Вера перестала жевать, а рука Оксаны с вилкой, на которую был наколот ломтик цукини, зависла в воздухе.
– Но, – у Веры золотом блеснули глаза, – можно ли, вспомнив то, что вы только что говорили, изобразить пустоту саму по себе, вне категорий наполненности?
– Это хитрая художественная задача, – Германтов отпил вина, – её можно решить, присматриваясь к ткани бытия на границах с брешью… Фокус в том, что, пробивая брешь, смерть деформирует и саму бытийную ткань.
– Опять деформации как средство изображения идеи?
– Опять: деформации видимого используются для изображения невидимого, в том числе – и посмертной пустоты, это ведь ключевой художественный приём.
– Когда и как дошли вы до этой простенькой мысли?
– Давно, когда удалось всеми правдами и неправдами посмотреть ранние фильмы Антониони. Там на удивление зримо передано зияние, замещавшее ушедшего – в антониониевских терминах исчезнувшего – человека. Зияние – словно колеблемое, словно передвижное, знобяще-ютящееся то в гостиной, между накрытым столом и камином, то между крыльцом виллы и садом. Хотите верьте, хотите нет, но я видел на киноэкране конфигурацию смертельной бреши, чуял, как тянуло из неё потусторонним холодом.
– Б-р-р-р, – передёрнулась Оксана, сняла жилетку и повесила её на спинку кресла.
– Получается, что…
– Что таким образом на целлулоиде запечатлевалась сама смерть – субстанция неведомого нам измерения.
– Б-р-р-р, – на сей раз передёрнулась Вера и тоже подцепила ломтик цукини вилкой. – Мне с вашей подачи вспомнился опять Алексеев: это ли не радость, что скорбь уже так глубока… А вы, ЮМ, помните?

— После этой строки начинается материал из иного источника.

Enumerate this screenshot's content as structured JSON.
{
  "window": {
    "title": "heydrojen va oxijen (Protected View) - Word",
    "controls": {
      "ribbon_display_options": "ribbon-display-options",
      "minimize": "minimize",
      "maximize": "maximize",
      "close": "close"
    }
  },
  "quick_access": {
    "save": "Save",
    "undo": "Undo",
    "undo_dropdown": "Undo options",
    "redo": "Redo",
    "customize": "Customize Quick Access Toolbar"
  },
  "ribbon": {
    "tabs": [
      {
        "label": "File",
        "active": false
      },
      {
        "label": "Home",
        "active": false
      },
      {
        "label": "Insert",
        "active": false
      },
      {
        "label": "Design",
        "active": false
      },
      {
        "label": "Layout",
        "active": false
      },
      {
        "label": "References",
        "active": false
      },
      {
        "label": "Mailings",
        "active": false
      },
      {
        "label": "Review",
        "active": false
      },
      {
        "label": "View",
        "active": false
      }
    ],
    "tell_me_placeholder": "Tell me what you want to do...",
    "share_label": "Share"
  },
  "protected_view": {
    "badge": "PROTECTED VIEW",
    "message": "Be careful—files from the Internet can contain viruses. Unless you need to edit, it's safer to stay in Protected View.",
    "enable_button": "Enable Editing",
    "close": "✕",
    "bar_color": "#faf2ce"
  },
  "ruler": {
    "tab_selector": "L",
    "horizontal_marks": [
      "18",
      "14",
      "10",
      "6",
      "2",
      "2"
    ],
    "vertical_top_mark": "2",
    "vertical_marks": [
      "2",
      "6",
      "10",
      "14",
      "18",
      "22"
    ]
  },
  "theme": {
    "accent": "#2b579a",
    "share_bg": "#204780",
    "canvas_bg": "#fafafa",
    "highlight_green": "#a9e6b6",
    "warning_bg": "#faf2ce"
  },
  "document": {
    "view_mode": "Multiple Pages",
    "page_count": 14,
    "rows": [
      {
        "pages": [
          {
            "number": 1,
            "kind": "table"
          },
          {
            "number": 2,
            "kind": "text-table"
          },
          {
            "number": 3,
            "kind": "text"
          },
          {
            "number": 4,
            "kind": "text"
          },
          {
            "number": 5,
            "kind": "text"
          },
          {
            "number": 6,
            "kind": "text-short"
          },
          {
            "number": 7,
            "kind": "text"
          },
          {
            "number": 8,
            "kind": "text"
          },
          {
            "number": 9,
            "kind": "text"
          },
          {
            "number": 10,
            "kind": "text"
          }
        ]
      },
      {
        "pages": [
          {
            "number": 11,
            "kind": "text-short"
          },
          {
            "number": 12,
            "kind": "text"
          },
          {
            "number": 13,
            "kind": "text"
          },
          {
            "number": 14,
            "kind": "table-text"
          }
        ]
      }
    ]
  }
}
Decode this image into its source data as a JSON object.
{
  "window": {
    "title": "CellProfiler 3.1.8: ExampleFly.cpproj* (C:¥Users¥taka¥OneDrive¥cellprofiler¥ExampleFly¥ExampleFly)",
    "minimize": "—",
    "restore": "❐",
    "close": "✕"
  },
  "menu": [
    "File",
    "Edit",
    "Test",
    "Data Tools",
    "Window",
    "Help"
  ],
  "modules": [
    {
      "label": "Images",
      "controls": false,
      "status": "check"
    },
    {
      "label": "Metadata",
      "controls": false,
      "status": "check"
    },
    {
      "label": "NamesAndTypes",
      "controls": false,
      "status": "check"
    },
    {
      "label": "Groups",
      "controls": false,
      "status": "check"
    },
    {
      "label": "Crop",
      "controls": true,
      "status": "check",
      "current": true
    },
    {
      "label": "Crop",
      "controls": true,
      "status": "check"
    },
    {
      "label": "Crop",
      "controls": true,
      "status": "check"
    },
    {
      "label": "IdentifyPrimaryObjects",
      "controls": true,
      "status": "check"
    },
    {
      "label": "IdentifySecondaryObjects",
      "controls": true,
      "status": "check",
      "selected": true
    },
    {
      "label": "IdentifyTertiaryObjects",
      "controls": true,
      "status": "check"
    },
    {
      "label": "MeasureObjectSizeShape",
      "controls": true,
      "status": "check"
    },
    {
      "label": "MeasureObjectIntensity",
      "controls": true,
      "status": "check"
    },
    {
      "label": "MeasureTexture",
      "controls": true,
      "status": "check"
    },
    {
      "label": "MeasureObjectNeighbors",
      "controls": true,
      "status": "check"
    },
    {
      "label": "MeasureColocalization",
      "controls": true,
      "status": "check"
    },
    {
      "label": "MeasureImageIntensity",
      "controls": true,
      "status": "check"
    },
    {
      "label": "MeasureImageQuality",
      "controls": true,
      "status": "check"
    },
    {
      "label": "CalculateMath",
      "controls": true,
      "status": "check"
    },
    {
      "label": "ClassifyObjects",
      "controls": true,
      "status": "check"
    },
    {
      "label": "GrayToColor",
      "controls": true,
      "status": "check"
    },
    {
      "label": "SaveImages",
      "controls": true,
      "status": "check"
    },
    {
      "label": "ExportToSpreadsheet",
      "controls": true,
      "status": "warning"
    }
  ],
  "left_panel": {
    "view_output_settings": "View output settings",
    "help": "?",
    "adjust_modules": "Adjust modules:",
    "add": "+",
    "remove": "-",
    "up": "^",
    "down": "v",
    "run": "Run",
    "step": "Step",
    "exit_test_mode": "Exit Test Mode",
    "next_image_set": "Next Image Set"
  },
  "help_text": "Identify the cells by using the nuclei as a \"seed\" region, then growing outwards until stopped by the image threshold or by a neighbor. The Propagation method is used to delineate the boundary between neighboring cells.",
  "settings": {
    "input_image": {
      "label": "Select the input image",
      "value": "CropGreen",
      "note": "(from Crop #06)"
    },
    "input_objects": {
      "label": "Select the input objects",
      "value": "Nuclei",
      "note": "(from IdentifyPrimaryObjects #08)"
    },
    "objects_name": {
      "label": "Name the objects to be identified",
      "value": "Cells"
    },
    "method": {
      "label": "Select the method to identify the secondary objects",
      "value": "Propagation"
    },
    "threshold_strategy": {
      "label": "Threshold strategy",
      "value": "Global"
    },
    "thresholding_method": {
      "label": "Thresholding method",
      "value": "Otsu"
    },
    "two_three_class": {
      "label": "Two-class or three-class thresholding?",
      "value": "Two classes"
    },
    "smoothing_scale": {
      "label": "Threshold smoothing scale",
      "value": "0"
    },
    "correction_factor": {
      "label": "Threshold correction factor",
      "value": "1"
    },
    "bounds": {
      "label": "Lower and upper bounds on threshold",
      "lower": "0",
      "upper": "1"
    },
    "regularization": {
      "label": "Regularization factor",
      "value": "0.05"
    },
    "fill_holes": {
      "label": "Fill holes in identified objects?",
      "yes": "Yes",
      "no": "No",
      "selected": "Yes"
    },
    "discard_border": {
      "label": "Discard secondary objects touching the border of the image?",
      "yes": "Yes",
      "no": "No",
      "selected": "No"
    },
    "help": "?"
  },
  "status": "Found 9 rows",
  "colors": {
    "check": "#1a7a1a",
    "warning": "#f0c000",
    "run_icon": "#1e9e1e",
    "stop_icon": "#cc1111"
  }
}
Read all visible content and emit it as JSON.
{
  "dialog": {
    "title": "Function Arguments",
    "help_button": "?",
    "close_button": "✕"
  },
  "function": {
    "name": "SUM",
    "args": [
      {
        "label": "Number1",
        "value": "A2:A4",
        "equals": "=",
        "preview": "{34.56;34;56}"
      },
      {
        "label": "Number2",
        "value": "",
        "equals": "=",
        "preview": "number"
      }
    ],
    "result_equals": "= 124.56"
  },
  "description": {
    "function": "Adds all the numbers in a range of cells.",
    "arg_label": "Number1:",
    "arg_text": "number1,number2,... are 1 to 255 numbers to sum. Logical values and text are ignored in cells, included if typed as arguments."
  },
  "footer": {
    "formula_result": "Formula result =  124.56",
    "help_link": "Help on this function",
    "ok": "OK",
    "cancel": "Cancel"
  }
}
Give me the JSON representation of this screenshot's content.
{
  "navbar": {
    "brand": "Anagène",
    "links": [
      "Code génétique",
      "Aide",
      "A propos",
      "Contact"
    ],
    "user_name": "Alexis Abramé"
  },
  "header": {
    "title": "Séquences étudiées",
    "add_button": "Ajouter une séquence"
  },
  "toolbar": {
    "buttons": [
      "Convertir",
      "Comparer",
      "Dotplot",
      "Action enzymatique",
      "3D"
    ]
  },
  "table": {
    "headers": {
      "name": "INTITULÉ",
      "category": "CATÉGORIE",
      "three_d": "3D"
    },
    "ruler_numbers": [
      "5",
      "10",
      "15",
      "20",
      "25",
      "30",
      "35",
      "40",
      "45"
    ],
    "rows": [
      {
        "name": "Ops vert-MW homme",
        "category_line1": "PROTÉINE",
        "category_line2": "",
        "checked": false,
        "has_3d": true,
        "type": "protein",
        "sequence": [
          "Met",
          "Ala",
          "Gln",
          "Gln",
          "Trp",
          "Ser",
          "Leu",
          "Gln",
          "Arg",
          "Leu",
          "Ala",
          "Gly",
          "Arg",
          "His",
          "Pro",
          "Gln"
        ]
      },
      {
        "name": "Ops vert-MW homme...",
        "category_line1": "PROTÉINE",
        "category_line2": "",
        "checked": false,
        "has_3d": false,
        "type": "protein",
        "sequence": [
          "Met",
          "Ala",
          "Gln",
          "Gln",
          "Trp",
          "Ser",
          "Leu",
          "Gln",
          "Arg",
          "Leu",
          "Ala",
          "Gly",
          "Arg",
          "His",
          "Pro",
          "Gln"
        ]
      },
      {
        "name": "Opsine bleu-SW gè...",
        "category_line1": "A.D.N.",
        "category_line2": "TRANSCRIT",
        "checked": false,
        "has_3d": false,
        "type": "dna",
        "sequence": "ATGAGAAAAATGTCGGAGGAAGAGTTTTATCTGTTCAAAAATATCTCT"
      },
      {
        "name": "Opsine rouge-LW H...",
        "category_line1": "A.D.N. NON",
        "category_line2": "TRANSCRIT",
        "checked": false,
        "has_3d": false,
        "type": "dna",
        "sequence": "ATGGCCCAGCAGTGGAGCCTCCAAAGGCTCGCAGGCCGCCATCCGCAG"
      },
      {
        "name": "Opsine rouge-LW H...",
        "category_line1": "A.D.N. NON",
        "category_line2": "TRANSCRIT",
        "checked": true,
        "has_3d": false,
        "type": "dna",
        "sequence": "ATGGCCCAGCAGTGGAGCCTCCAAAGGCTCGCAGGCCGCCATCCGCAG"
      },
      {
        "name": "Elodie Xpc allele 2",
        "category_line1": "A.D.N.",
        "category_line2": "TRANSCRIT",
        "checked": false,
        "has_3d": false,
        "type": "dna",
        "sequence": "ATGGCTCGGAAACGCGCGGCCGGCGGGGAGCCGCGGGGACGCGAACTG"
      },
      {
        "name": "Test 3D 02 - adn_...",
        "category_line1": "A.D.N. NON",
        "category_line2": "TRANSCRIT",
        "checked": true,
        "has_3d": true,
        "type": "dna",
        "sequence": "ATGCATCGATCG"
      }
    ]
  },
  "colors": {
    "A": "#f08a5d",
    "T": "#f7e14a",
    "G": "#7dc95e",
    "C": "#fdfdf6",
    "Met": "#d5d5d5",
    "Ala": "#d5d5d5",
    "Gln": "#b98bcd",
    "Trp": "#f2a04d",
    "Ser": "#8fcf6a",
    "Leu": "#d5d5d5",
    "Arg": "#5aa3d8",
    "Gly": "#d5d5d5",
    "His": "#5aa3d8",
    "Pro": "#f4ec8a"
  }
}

– Помню, это «На темы Ницше».
– Да:
Это ли не радость
что скорбь уже так глубока? –
если заглянуть в неё
то дна не увидишь
как ни старайся
горько плачут в лесу осины
после дождя
и страшен облик горизонта
полузадушенного подушками облаков
но я радуюсь от души, –
у Веры вспыхнули диким огнём глаза, а щёки мертвенно побледнели:
это ли не радость
что скорбь так несказанно глубока? –
если заглянуть в неё
дух захватывает.
И уже доедали телячью печёнку с маринованными цукини и базиликом, допивали розовое вино, когда Оксана с обидой в голосе сказала:
– Пусть цифры в зрачках Джоконды, как на биржевом табло, выпрыгивают, если вообще выпрыгивают, пусть даже цифры – фикция и это лишь чьи-то домыслы, но вы ведь знаете, Юрий Михайлович, что Микеланджело в Сикстинской капелле изобразил на плафонной фреске человеческий мозг?
– Знаю, вернее, готов в это поверить, так как верю глазам своим.
– Он ведь не мог видеть человеческий мозг в натуре, а узнаваемо-точно написал, хотя образно…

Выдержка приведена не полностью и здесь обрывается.